There is a debate over whether crafts are considered art. Quilting, needlepoint, knitting, photography, and pottery are some examples of handiwork that are at the heart of the debate. To some, craft is work and the creation of objects, while art expresses emotions and vision. Craft is a learned skill, where art is a merited expression. The judgment on defining what is an art vs. what is a craft is fascinating and reflects the values of the beholder. There are actually scientific charts available online to help one define something as an art or craft, if the line is blurred for you.
It is comfortably blurred for me. There seems to be a status associated with creating art that is not awarded to creating a craft, and that is the line I cannot see so clearly.
In a late-night conversation with a friend on Sunday, I was taken aback by my friend’s, “right is right and wrong is wrong” view of the world. This is one person’s perspective, but this clear-cut view has not been as simple for me.
She asked for an example where I could point out a blurred space. I gave an example from our conversation where the judgment of right and wrong was dependent on the eye of the beholder. Both parties could be judged as right and both could be wrong.
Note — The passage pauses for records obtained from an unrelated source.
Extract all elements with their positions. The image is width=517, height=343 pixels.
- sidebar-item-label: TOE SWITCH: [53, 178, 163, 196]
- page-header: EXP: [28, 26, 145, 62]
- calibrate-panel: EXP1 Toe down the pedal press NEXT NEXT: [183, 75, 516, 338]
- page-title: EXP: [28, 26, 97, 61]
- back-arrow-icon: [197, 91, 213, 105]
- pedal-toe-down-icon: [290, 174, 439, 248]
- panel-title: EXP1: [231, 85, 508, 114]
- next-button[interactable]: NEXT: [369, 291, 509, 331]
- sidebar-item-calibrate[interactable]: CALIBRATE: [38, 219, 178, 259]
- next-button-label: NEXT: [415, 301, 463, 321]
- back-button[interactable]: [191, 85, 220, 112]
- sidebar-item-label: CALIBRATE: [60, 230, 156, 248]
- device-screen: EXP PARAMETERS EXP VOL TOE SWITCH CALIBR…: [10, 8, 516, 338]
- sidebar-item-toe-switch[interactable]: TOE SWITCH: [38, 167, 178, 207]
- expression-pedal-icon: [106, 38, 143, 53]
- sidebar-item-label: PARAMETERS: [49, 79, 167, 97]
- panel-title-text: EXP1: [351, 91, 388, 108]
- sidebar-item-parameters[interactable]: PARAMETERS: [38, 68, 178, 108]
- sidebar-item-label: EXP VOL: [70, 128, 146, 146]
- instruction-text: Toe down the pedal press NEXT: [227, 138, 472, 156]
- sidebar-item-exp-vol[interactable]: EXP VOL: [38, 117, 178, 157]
My friend was able to disagree, then dissect the example and find a place of blame, therefore clearly defining what was right and what was wrong.
This conversation was born from several threads in our lives, including our personal relationships with friends, family and the unsettling shooting in Willowbrook, which cast a long shadow on the Juneteenth holiday.
Still ringing with the “right is right, wrong is wrong” discussion the night before, I caught Chicago Mayor Brandon Johnson’s press conference yesterday where he highlighted the creative efforts to transform monuments in Chicago, using art and community to organize public narratives that redefine space as “oppressors who seek to dominate go after their art, history and culture.”
I envy my friend’s ability to see the world in such a dichotomy. Perhaps she sees me as a broken compass, unable to gauge at times what is right and what is wrong. Perhaps it is my conflict-avoidant personality, or maybe the act of judging itself brings conflict, or maybe it’s the judgment’s execution of “justice” that unsettles me.
What I do know and can say confidently is that being unsettled is my normal state, and art does have healing powers. I am inspired by Chicago’s community re-imagination of public monuments and efforts to re-engage public spaces and narratives. The act of creating art or a craft has the power to transform.
Back here in Forest Park, a small group of us meet at the Community Center on the third Wednesday of every month at 7 p.m. for what is informally known as “craft club.” Formally it is called Creative Collective, and is a space open to all locals who have a portable craft or art that they can work on with others. This is a group, very informal, where people bring their glue, thread, yarn, whatever medium they are working with, to share a collective creative space. Some come empty-handed with only the intent to create conversation.
This group is open to all. I formally invite you to come create and share space in our local community center, and I welcome your perspective on whether we are creating art or craft.